Caminhando
Aos 75 anos, minha mãe tem medo de morrer. Não da passagem em si, mas do nada que vem depois, de desaparecer sem deixar marcas, de ficar longe dos filhos. Mãe é sempre difícil de consolar porque colo e consolo são privilégios consagrados de quem nasce de alguém. Então, antes que a tristeza se instale, falo da vida para minha mãe, não a dela, calejada demais para uma hora dessas, mas das outras, daquelas que ainda estão caminhando e construindo a própria história e marcando pontos definitivos contra o lado de lá, o do nada.
Nesta semana contei pra minha mãe um pouco da história da Marleth Silva, uma jornalista aqui de Curitiba. De voz suave, gestos tímidos, pequena e magra, beirando os 40, essa moça de nome diferente e sobrenome comum correu mundo por conta da competência profissional. Ocupou cargos e funções de primeira em grandes revistas e jornais do País, (Veja, Jornal do Brasil), e era apontada lá fora como um dos sucessos mais qualificados destas terras do Sul. Mesmo assim, retornou. Silenciosa e discreta, instalou-se num jornal da Capital, não na frente da batalha, mas nos bastidores, e um dia apareceu num desses encontros em chácaras, os famosos churrascos de final de semana das redondezas curitibanas, com dois guris a tiracolo. Adotou-os já naquela idade em que, as estatísticas mostram, pais brancos e bem postos na vida se sentem espertos o suficiente pra não sair do orfanato carregando dois futuros problemas, com bagagem de carências e vivências a incomodar pelo resto da vida. Admirável Marleth, de trocar uma solteirice tranquila, de viagens internacionais e carreira promissora, pelo difícil caminho da maternidade tardia e dois órfãos imprevisíveis.

Mãe da mãe
Mas esta era a parte visível da vida desta moça nem alegre, nem triste, apenas silenciosa. Nesta semana, por conta da divulgação do resultado do prêmio mais tradicional da literatura brasileira, o Jabuti, da Câmara Brasileira do Livro, Marleth Silva virou notícia, lugar sempre meio desconfortável pra quem tira dali o sustento diário. O livro dela, ''Quem vai cuidar de nossos pais?'', editado pela Record, é um dos dez concorrentes a Melhor Livro de Educação, Psicologia e Psicanálise escrito em 2006 em todo o País.

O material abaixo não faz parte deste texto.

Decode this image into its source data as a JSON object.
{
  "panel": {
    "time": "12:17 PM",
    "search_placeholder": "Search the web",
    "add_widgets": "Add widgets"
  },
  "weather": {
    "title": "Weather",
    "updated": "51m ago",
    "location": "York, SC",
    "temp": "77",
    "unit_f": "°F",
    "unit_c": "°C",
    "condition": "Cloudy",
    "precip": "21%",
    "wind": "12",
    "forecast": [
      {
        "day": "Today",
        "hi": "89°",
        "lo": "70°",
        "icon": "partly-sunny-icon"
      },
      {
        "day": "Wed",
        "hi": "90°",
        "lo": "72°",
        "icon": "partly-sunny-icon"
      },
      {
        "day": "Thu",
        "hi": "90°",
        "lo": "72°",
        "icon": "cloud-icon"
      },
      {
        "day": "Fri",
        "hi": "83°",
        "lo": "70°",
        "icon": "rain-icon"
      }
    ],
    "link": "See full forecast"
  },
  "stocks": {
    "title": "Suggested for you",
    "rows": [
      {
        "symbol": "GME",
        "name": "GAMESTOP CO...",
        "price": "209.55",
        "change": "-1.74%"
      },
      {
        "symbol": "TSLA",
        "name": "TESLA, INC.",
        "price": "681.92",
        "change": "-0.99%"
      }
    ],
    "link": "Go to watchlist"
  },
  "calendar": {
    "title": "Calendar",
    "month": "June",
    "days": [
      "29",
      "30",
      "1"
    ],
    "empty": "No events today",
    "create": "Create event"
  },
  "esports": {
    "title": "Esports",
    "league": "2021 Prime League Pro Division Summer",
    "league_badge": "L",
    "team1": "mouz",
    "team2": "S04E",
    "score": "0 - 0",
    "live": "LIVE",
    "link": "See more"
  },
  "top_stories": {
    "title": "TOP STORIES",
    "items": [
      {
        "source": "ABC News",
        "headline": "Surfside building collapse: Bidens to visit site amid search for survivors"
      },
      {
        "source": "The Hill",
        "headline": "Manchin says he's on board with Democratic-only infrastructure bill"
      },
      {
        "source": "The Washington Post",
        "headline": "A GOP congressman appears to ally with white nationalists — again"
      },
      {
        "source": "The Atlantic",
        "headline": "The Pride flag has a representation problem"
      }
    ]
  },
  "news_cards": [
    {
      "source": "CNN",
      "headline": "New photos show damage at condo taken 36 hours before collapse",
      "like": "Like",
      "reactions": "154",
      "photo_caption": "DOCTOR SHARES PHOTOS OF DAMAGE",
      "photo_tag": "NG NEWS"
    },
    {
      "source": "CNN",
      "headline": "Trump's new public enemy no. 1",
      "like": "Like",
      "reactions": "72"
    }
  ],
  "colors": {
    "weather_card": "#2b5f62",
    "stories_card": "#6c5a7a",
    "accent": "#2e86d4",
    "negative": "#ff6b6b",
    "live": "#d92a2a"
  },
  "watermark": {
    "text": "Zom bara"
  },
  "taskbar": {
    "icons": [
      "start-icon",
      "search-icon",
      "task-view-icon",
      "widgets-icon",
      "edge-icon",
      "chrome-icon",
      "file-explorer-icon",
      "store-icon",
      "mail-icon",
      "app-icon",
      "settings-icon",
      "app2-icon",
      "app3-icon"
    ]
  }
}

Nas páginas, a própria experiência colocada em frases e palavras: aos poucos o mal de Alzheimer, doença degenerativa que se manifesta por problemas progressivos de memória, inverteu os papéis seculares e Marleth foi se tornando mãe da própria mãe. Com a coragem dos mais reservados, ou talvez daqueles que guardam para si as emoções mais contundentes, a jornalista expõe no livro temas difíceis, como a morte, a solidão e todas as perdas que os anos vão deixando. E joga um pouco de luz sobre aquele momento inevitável, doloroso e complexo, onde o filho percebe que chegou a vez de passar a mão na cabeça dos pais. É o gesto definitivo.

História e sensibilidade
É preciso aliar a coragem à ternura para escrever sobre assuntos tão delicados, como Marleth faz, num tempo em que a grande maioria quer mais é olhar para o outro lado, o da superfície alegre e despretensiosa. Mas é preciso ser muito guerreira para delinear a própria vida, como Marleth faz, tendo como base o sentimento.
Foi por isso que contei a história dela para minha mãe, uma mulher que não se move por alegrias fáceis ou conversas amenas e, aos 75 anos, fragilizada, busca razões mais fortes para não ir embora simplesmente: ''Veja, mamãe, histórias assim é que nos ligam uns aos outros e nos mantém, perenes''.